Get ready to have the most fun since 2008. There’s nothing like Republicans in disarray to spice things up. And best of all? When they go down in defeat in November, the internal GOP battle over who lost the election—the squishy liberal Romney or the firebrand conservative ideologue Ryan—will keep things spicy for a long, long time.
But don’t make plans for the party quite yet. The only hope we have of rolling back the tide of inequality and its terrible consequences on our lives and our democracy lies in defeating the Republicans not just in the Presidential race but also in enough Congressional contests to take back the House. Without a majority in the House, the Republicans will keep fighting their rearguard action and stop any real progress from happening.
And even if “we” get the House back, we’ll need to be sure that we don’t confuse the Democratic Party of campaign rhetoric with the Democratic Party in government. To get them to live up to their populist rhetoric and actually do something genuinely progressive will take a little “excess of democracy.” As Mark Bittman recently put it in his New York Times column, “until President Obama is pushed more strongly by the left, the coming presidential election represents a choice between a full-fledged attack on government services and a continuing slide into the gloomy and depressing world of austerity economics. That’s a real choice, but it’s not a happy one.”

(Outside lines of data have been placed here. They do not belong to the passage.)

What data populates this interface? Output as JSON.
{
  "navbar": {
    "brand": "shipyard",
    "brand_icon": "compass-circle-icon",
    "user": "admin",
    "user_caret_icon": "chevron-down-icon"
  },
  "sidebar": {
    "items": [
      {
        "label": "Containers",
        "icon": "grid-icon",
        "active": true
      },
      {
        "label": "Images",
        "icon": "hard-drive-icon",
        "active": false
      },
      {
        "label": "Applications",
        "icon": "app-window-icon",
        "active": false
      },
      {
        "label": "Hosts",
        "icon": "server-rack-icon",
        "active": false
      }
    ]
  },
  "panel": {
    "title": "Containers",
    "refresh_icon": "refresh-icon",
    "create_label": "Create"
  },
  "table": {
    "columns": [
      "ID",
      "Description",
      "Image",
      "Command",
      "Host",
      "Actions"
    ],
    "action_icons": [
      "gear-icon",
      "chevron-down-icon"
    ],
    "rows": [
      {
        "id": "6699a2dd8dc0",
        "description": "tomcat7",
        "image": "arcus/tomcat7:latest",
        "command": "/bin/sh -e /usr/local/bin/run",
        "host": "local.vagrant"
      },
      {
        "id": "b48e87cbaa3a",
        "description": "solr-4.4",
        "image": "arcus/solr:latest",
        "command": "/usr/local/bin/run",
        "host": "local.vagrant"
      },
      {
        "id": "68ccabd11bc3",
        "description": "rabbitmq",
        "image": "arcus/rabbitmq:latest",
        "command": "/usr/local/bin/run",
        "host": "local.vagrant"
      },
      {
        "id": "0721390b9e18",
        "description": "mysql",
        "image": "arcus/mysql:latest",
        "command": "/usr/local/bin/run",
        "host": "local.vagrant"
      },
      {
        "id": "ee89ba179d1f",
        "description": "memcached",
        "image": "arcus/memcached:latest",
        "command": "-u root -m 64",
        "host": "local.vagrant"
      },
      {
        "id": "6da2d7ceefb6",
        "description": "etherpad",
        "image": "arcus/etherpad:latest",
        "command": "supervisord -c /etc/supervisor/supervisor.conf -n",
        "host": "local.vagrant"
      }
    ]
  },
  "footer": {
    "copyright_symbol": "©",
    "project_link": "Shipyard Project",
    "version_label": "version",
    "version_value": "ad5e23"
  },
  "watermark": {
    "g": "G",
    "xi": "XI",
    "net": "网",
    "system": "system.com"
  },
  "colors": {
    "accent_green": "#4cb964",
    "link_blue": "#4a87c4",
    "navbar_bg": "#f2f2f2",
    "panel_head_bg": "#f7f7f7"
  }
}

Others, like Thomas Frank of Harper’s, are even less sanguine. Frank delivers a devastating, spot-on critique of how Obama was elected riding a wave of “progressive fantasy” but has delivered a “desert of centrism.” Failing to deliver on regulatory or trade reform, abandoning labor, he has worked hard to save a “bankrupt elite.” Thus “the people who told us that ‘the new economy’ changed all the rules, that we didn’t really need a strong supervisory state—those people are still riding high, still making their pronouncements from the heights of the op-ed page and the executive branch.” Rather than channeling his “inner FDR,” Frank muses, Obama might have been more interested in preventing a second New Deal.
Obama losing means rolling back the twentieth century
But it is writer and activist Bill Fletcher who, in the most recent issue of The Progressive, best diagnoses our current dilemma. There he advises those on the left to support Obama, the “corporate liberal,” rather than the Greens because an Obama presidency is essential if we want to have any “space” in which to work. To vote for Obama is to “hold off the hordes of irrationalism, as represented by the Republican candidates.” It is also a vote against their “crusade against the changing demographics of the USA and against any program that advances the slightest bit of redistributionism.” So this election is really more about defeating “white revanchism” and “misogyny” and leaving the door open for the opportunity to press the President to address economic inequality in a deeper and far more profound fashion than he has done his first term. Obama losing means rolling back the twentieth century.